I've not tried bending tube yet. As stated, new to and feeling my way around metal so this is all extremely helpful. I'd focused on stainless for the base shine as it seems the color of many coatings are affected by the underlying reflection or lack there of. My thought process was, if I can find polished tube to start with there may be less work coating and plating the section I form rather than coating the entire piece. Also for its rust resistance because these will see all seasons. I'll switch gears and start looking at carbon steel unless you can suggest a more polished option.
I'd also been scoping something like this to bend with. Would you suspect your suggested anti-crushing techniques are necessary with these presses as well or was it strictly a matter of changing my proposed material?
Bending the tubing is going to damage the surface. You will likely have scratches and maybe even gouges depending on your tooling. I wouldn't worry too much about surface finish of the raw tube, you're going to end up polishing it anyway. Even if you buy 300 series stainless it won't be polished when you get it, unless you pay extra to buy it in polished form. Stainless isn't naturally shiny, it needs to be polished.

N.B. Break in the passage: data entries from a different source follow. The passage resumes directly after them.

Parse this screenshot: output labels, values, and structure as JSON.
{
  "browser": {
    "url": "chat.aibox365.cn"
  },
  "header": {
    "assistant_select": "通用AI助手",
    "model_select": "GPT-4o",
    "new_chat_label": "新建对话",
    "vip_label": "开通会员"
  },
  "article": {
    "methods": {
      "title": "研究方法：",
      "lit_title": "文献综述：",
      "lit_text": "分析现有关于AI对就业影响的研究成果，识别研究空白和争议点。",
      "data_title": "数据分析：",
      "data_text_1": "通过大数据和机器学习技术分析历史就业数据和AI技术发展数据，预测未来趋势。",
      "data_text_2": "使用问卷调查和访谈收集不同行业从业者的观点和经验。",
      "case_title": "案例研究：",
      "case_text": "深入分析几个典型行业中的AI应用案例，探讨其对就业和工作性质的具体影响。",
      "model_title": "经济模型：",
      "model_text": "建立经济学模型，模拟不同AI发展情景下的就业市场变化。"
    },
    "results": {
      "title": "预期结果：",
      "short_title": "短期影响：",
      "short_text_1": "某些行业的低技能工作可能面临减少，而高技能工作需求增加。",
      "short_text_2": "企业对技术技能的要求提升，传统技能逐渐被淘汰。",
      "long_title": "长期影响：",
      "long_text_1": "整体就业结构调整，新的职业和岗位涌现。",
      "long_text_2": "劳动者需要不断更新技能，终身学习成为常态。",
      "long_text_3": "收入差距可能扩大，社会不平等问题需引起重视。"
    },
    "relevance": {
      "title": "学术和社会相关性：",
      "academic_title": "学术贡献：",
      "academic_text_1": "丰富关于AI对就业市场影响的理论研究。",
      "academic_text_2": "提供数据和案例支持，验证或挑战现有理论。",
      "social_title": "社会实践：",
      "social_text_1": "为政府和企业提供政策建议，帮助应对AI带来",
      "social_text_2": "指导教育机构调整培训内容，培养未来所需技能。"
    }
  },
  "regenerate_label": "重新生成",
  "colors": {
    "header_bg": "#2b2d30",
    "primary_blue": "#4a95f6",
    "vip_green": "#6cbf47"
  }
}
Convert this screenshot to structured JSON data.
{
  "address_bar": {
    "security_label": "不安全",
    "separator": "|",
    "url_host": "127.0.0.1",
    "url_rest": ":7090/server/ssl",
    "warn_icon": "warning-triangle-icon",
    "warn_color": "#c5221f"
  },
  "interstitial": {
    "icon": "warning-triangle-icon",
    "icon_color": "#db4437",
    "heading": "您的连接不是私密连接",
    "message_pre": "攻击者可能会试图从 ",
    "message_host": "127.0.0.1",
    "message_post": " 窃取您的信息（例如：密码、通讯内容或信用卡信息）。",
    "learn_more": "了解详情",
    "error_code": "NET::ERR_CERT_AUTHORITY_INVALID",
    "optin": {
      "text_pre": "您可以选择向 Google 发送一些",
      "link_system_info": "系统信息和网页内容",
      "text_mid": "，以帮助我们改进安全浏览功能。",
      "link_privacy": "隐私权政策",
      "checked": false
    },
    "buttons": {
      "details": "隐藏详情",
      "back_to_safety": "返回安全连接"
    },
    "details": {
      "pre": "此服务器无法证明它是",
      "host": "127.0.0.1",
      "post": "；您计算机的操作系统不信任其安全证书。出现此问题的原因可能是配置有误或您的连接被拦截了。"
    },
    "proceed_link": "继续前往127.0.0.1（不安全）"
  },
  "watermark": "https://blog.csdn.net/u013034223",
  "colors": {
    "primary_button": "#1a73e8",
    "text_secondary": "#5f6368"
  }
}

Crushing happens because the metal has to go somewhere when it bends. When you bend a tube, the centerline doesn't change length, but the inside and outside surfaces do. Lets's say you're bending a 2" tube on a 4" radius. The 4" is the dimension of the bend at the centerline of the tube. If I'm looking at it from the top and bend it to the right, the right side of the tube will be on a 3" radius, the left side will be a 5" radius. In order for the tube to bend, the outer edge has to stretch, and the inside edge has to compress if you want it to stay round. If you leave it to it's own devices, you get the outer surface going flat instead of round and the inner dimpling and wrinkling. Or the outer will tear and the inner will just kink, or any number of other things.
The deeper the bend, the more distortion you're going to have. It doesn't matter what tool or material you use, the material has to stretch and compress. You've probably seen the term "mandrel bends" or something similar. The mandrel is a piece of tooling that goes inside the tube to hold it's shape as it's bent. If there is nothing serving as a mandrel, you're going to get crushing/collapsing/folds/dimples as the metal stretches and compresses. And with a mandrel you can get tears when the material won't stretch like you want.
Material makes a difference but you're going to get distrotion no matter what material you use. Anything with walls thick enough to not crush won't be something you want to bend at home.
The tooling you show will crush tubing just like every other non-mandrel bender. You also have to be able to buy specific dies for the specific size tubing you plan to use. FYI tubing and pipe benders use different tooling because they call out sizes differently. One uses the ID for the stated size, the other uses the OD for the stated size. The tooling has to fit the OD of your tube. Close will not be close enough. If you are using 20mm OD tubing you need 20mm dies for your bender. If you change to 0.75" OD tubing, you will need 0.75" tooling. I'm guessing imperial sizes will be easier to find in the US than metric, but it's been a long time since I've looked for it in either units.
Another issue with the tool you posted is it has to be narrow enough that you can bend the tubing 180 degrees and still clear the tool, as in it needs to be narrower than the space between the finished sissy bar.
FWIW - I worked in the automotive exhaust industry for about 30 years. Bending stuff was never my job but I've had to deal with it quite a bit over the years. Have you ever seen exhaust pipes with what looks like a corrugated surface on the inside of the bends? That's another way to use up the excess material when it bends. It's gotta go somewhere.
Honestly, if I was going to bend up a sissy bar and only planned on making one of them, I'd use solid rod. Not kidding. Heat it up and bend it around whatever you have around that's the right diameter. OR... fill the tubing with sand and treat it like a solid bar. Forget all the tooling and just use heat and brute force.
EDIT: If you go the sand filled route, you'll likely have to fill it up and cap the ends so the sand doesn't move when you bend the tube. If you do this, leave a vent hole somewhere. Moisture in the sand can turn to steam when you heat everything up and steam = pressure, you don't want a pressurized tube to burst/tear and shoot hot sand everywhere.